Эшбернгем вызывал раздражение, но его продолжали терпеть. Решение парламента требовало решительных действий, как ни было очевидно, что армия уже опоздала. Медлительность Кромвеля её подвела. Какие должны были быть эти действия, когда решение парламента имело силу закона, которому армия должна была подчиниться? Каким образом можно было наверстать то, что уже было упущено? На несколько дней армия оказалась в том же состоянии нерешительности, неясности, колебаний, в каком только что оказался парламент, который спровоцировал толпу на возмущение и насилие.

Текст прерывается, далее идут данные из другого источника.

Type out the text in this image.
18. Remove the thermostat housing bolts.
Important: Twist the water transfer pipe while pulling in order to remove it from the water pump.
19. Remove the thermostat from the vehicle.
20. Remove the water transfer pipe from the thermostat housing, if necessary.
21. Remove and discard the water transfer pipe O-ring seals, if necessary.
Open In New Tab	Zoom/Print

В сущности, армии следовало быстрыми переходами идти на Лондон и оградить парламент от новых насилий. Армия медлила. И Кромвель, и Айртон, и Совет армии пребывали в недоумении. Решение созрело только к первому августа. В этот день генералы и представители армии явились в дом короля. Король встретил их надменно и сухо. Ему официально предъявили условия, на которых армия могла вернуть ему трон, который парламент уже вернул ему без всяких условий. Король слушал эти условия с язвительной улыбкой и явным презрением к тем, у кого находился в плену. Он оказывался прав: армия и парламент до того перессорились между собой, что теперь он мог диктовать им условия. Мало того, что он отвергал каждый пункт, Он говорил отрывисто, Он прибегал к оскорбительным выражениям. Он прямо выражал свое недовольство, что кто-то осмеливается что-то ему диктовать. Айртон вышел из себя и напомнил ему:
– Вы берете на себя роль судьи между армией и парламентом. Однако вы ошибаетесь. Это армия намерена быть судьей между парламентом и вами.

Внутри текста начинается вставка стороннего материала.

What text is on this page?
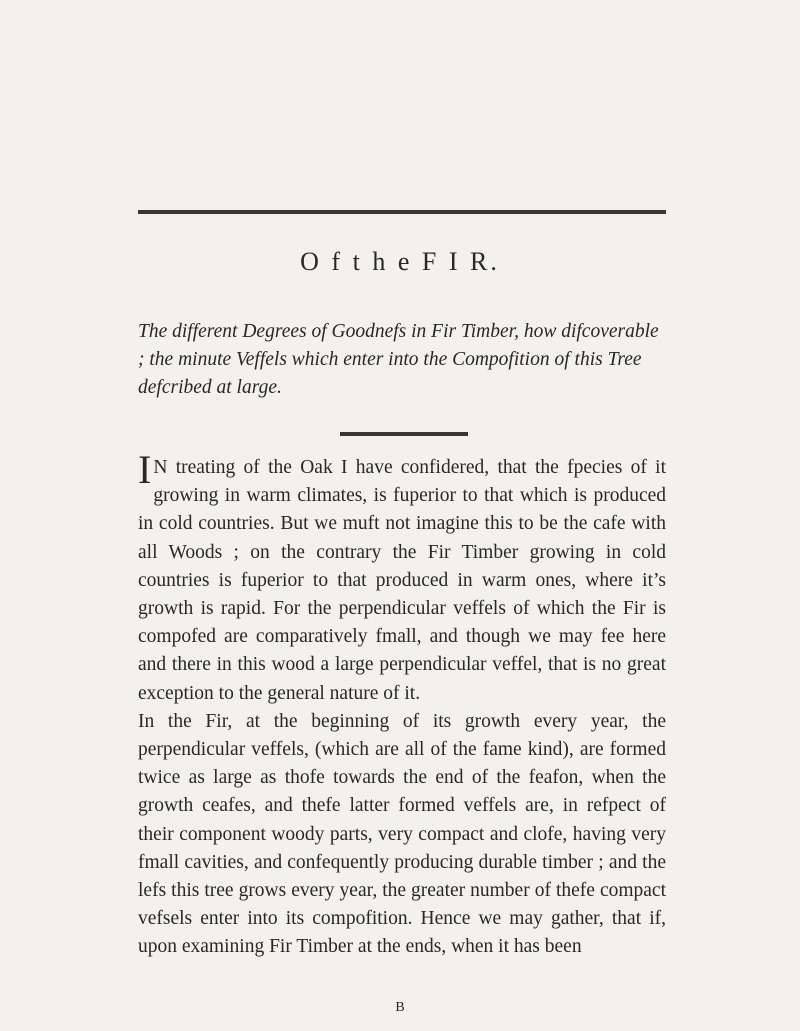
O f t h e F I R.
The different Degrees of Goodnefs in Fir Timber, how difcoverable ; the minute Veffels which enter into the Compofition of this Tree defcribed at large.

I N treating of the Oak I have confidered, that the fpecies of it growing in warm climates, is fuperior to that which is produced in cold countries. But we muft not imagine this to be the cafe with all Woods ; on the contrary the Fir Timber growing in cold countries is fuperior to that produced in warm ones, where it’s growth is rapid. For the perpendicular veffels of which the Fir is compofed are comparatively fmall, and though we may fee here and there in this wood a large perpendicular veffel, that is no great exception to the general nature of it.

In the Fir, at the beginning of its growth every year, the perpendicular veffels, (which are all of the fame kind), are formed twice as large as thofe towards the end of the feafon, when the growth ceafes, and thefe latter formed veffels are, in refpect of their component woody parts, very compact and clofe, having very fmall cavities, and confequently producing durable timber ; and the lefs this tree grows every year, the greater number of thefe compact vefsels enter into its compofition. Hence we may gather, that if, upon examining Fir Timber at the ends, when it has been

B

Король уже слышал эти слова. Они имели значение ещё неделю назад. Теперь в них не было для него ни малейшего смысла. Он вышел из себя, грубо его перебил и возмущенно сказал:
– Полно вам, это вы не можете обойтись без меня! Вы погибнете без меня!
Генералы переглянулись в недоумении, ещё не понимая, что в их руках только стража, но уже не король, что они потеряли право тронуть хотя бы волос на его голове. Этого не сообразил ещё растерявшийся Беркли. Поведение короля представлялось ему крайне опасным. Он склонился к нему:
– Милорд, вы обращаетесь к ним таким тоном, как будто располагаете против них какими-то средствами. Я ничего об этих средствах не знаю. Вы скрываете их от меня. В таком случае скрывайте их и от тех, кто присутствует здесь.
Казалось, король спохватился и переменил тон. Увы, и он опоздал. Всем стало ясно, что уже ни договориться, ни обмануть друг друга нельзя. Король не пойдет ни на какие уступки, но армия ни под каким видом не выпустит из своих рук короля. Первым вышел полковник Ренборо и объявил ожидавшим его агитаторам, что с королем ни о чем договориться нельзя. Генералы покинули короля вслед за ним.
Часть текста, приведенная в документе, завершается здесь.